Please see the KcGateway User Guide available at the KC Wirefree website for the specific code set for a detailed explanation of the button functions. (The kcGateway_UserGuide_v8.1_b1.pdf for this 8.1.0 code set).
There are also 4 LEDs shown in my schematic for various status indications. The RED and BLUE LEDs are to provide general Bluetooth status and module status. The ‘Connected’ LED is really not needed because the state of the connection can be seen using the blue LED. I just found it to be helpful to have this indicator. The ‘PTT’ LED reflects the module PTT status. When PTT is asserted, the MOSFET drain is switched to ground. It is handy to have a visual indicator of this.

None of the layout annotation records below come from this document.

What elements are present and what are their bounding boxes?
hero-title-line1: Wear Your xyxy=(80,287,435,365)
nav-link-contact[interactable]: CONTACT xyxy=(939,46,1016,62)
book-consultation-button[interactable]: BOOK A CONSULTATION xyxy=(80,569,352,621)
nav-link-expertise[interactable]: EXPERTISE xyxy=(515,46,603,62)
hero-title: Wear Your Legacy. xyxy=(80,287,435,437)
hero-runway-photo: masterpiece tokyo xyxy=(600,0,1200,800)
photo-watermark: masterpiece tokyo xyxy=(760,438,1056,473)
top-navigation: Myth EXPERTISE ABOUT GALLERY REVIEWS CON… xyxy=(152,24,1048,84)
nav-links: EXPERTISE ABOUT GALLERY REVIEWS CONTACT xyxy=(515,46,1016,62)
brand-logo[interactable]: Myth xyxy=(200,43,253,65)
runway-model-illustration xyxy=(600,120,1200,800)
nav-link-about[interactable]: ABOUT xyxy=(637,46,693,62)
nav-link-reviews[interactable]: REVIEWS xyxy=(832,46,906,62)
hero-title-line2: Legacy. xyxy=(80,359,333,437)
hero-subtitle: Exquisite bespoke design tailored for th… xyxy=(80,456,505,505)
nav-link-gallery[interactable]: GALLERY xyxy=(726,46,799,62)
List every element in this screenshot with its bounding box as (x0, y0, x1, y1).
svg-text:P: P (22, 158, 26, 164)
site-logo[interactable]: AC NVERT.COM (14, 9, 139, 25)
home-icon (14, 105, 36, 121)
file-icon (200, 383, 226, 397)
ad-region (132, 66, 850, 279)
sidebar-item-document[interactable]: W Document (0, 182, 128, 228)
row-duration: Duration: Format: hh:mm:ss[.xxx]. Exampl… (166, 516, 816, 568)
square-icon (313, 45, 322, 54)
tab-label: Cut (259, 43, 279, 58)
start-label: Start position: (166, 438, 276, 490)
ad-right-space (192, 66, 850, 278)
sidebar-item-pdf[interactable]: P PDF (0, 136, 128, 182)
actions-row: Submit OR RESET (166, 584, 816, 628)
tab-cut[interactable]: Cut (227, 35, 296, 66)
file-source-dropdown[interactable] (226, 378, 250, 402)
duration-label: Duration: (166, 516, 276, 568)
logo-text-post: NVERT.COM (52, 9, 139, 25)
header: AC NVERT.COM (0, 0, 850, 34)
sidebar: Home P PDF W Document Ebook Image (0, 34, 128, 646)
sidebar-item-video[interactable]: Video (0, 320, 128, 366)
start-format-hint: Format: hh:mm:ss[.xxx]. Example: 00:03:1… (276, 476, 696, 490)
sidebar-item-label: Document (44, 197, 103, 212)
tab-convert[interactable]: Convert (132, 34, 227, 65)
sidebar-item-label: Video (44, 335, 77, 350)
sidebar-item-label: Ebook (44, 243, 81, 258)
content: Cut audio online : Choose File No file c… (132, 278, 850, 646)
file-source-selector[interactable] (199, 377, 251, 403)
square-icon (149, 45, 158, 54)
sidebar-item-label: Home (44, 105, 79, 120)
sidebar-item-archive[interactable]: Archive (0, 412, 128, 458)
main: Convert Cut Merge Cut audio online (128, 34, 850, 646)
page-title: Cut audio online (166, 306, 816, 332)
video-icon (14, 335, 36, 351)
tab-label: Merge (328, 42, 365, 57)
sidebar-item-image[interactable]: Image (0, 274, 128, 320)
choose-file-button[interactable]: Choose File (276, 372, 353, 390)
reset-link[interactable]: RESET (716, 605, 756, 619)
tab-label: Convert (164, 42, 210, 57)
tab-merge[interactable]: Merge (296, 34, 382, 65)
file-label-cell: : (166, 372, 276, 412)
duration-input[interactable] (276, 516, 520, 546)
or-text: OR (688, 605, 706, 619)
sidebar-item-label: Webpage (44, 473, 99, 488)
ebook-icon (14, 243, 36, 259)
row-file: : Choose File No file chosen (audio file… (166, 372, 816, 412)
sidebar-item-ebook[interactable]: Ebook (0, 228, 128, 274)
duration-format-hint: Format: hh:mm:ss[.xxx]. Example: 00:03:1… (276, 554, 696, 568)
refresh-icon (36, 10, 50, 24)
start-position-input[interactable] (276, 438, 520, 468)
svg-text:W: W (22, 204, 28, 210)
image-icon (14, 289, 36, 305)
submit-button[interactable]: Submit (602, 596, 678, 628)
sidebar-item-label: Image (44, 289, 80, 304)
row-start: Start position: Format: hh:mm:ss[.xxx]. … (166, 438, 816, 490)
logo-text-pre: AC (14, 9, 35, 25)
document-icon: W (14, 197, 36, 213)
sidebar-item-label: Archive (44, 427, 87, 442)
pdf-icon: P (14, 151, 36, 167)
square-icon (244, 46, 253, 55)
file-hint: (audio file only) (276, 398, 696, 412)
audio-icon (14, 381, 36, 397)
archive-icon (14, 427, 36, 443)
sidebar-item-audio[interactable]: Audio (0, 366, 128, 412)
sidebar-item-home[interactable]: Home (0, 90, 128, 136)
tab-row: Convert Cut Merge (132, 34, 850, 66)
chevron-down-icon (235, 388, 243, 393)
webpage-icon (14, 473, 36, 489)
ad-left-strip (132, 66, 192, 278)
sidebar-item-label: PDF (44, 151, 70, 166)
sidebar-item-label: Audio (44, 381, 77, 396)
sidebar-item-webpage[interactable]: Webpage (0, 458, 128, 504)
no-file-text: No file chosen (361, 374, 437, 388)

Step 3: Radio Connections and Conclusion
Interfacing to your radio
The radio interface depends on the radio. I have included a schematic of the cable that I made for using with an FT-897 (and similar radios) using the Data port. I have also included the schematic for using with a Baofeng HT. Basically you need to connect the radio microphone input to the KC-6112 output, and the radio speaker to the input.The PTT is functional as a input to ground.
I know this is a brief description of this unit, but it works well and I like being able to roam around without being right next to my radio. I found I can get about 20-30 feet without any issues with the headset I used. I did test several other headsets, and there were a couple that did not support the gateway protocol so they didn't work. Most 'non-music' headsets should work fine.
I hope if you build this up you can enjoy it as much as I do. Good luck.